Taris - Poetic Documentary

Quick Thoughts: Taris (1931)

A poetic depiction of a world champion swimmer.

Taris is a short documentary about the French swimming champion, multiple medal winner and world record holder, Jean Taris, in which he teaches a lesson in swimming. It is through this film and some mesmerising imagery capturing Taris under water that Jean Vigo furthers his approach to poetic realism and documentary. He also sustains some amount of commentary on French society with a little montage depicting an overweight person in a pool, floundering, throwing his body around, and a swimming instructor 'teaching' people how to swim out of the water. In fact, it's very easy to consider Taris as a film through which Vigo maybe tried to inspire or inform through an influential, high-standing figure.

However, what certainly overshadows the subtext of this narrative is its aesthetic beauty. With brilliant close-ups and cinematography that captures the textures and atmosphere of both a swimming pool and a body of water, Vigo finds mesmerising beauty in the seemingly simple act of swimming. Moreover, the slow and reverse motion that demonstrate the intricate forms and processes of Taris' movement are entirely astounding.

What Taris then serves to be is an excellent film through which to understand the idea of a poetic documentary as well as its purposes. Whilst an average expository documentary that simply informs (which Taris is to a certain extent) only means to educate in a direct and calculated manner, poetic forms of documentary are intended to be much more ambiguous and intellectually/emotionally engaging. The end goal of poetic documentaries is then exposition through spectacle that actually reinforces the message of a narrative - a great example of this in Taris being the final image that implies that swimming pervades Taris' whole life.

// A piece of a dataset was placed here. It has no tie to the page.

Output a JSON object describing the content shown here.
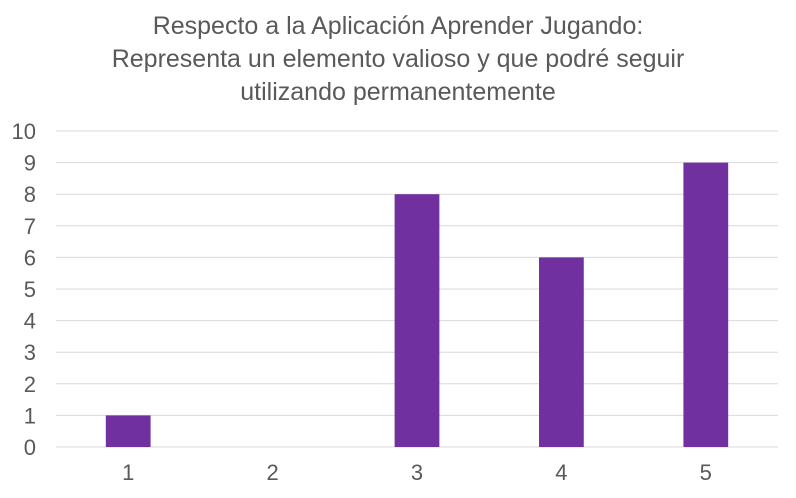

This brings us back to the idea that Vigo aimed to inspire French people through a depiction of a successful and dedicated figure in a field that is easily considered a recreational pass time; he didn't simply mean to tell his audience to swim and find greater meaning and purpose in the leisurely activity, but entice them into a realm of thought whereby they choose to engage the act of swimming and consider it in a more complex and even profound way.

All in all, Taris is an enthralling film as well as a commentary on film form and film content that marks a significant aspect of Jean Vigo's style and approach to cinema.